Frente a la interpretación prosaica de la lectura, que tanto prefiere el pensamiento racional, el reglamentismo de las buenas formas sociales y el ciego y rígido determinismo científico de lo establecido por siempre y para siempre, la escritura es siempre poética, a la griega (poiesis), texto que hace, que abre, en operación, en apertura. Lo poético no está restringido al saber hacer de la poesía, bella y cadenciosa; señala un modo de hablar que puede invadir todas nuestras esferas vitales. El poeta hace versos también con la mirada, con el caminar, con el vestido, igual que el artesano, el pintor, el coreógrafo, el pensador. Como obra de arte, la poesía deja abierto un espacio simbólico que mira hacia el mundo de una manera peculiar que puede ser vivida o desarrollada, basta con que al verso le sumemos el verso, y a él nuestra vida. Igual que el racionalista mira al mundo desde la cuadrícula de lo correctamente definido, el poeta lo mira desde la ambigüedad florida del lenguaje, plena de implícitos sugerentes. Ambos dictan un mundo, sólo que el poético es más bello, y eso, también a la griega, es lo bueno.

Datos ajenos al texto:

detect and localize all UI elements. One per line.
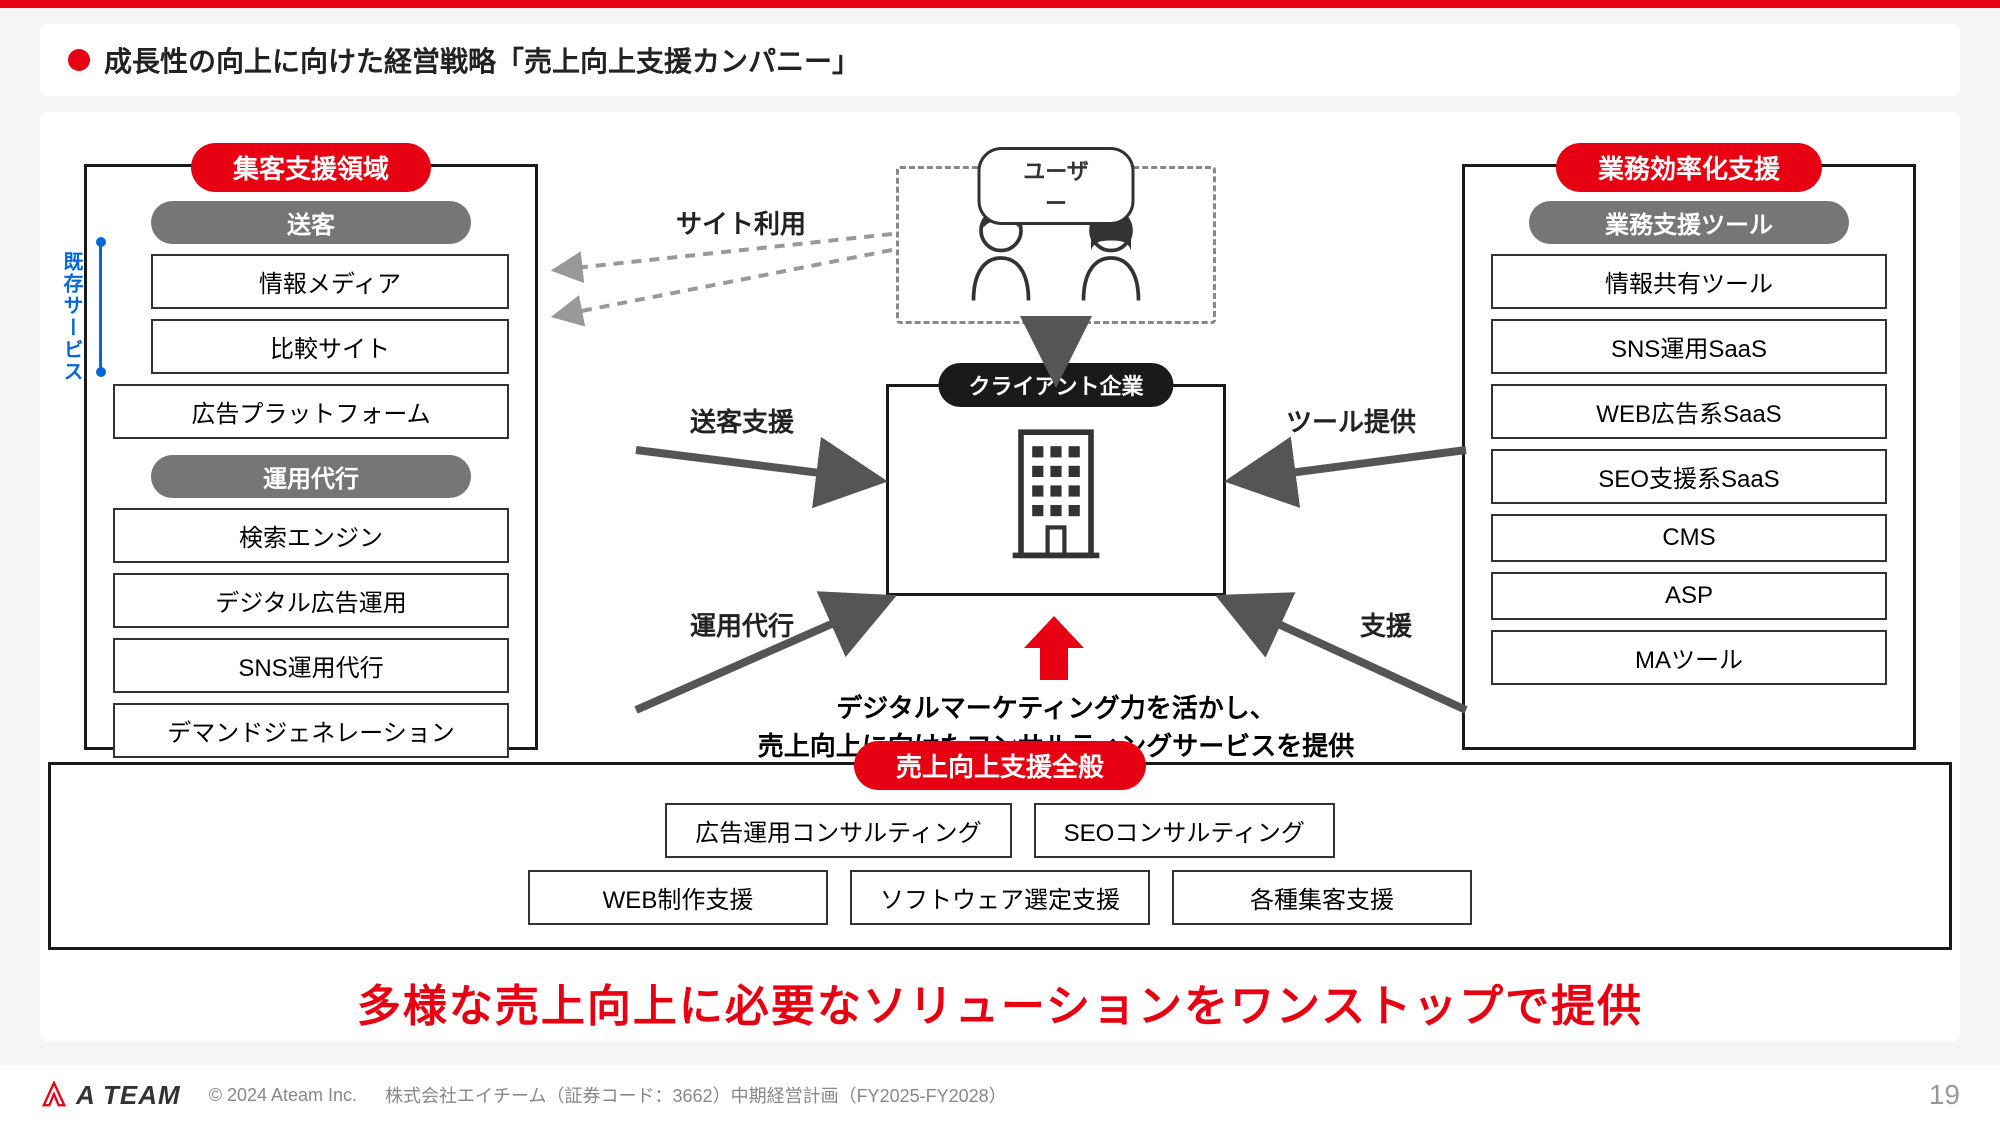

La razón poética es la posibilidad que el lenguaje nos ofrece para poetizar nuestro mundo, para darle forma a través de palabras escogidas con esmero estético, con delicadeza de amante, con atrevimiento lúdico. Si nuestro pensamiento es una densa mezcolanza de metáforas, de figuras de estilo, escojamos las metáforas en las que vivirnos con los criterios del poema que conmueve, que sugiere o que inventa argumentos e imágenes para pensar de nuevo y por primera vez cada parcela de nuestras vidas. Nuestro tiempo, cualquier tiempo, está siempre por terminar de escribir. El poema soñará un futuro imposible, hará verídico un presente encaminado y reescribirá un pasado que por fin llega hasta nosotros con sentido. Ningún texto puede reclamar para sí el estatuto de ser la referencia última, salvo que aceptemos vivir en el dogma. Abiertos a ser reescritos en cada momento, a ser pensados de nuevo desde otros juegos de lenguaje, mantendremos nuestra batalla histórica para seguir vivos más allá de las cadenas de la moral de las costumbres, y aún podremos defender el sueño de una libertad que está en nuestra mano protagonizar, siquiera sea en la ficción de un mundo escrito bellamente en argumentos poéticos. Protagonizar una buena literatura digna de recuerdo. Es más de lo que podamos desear.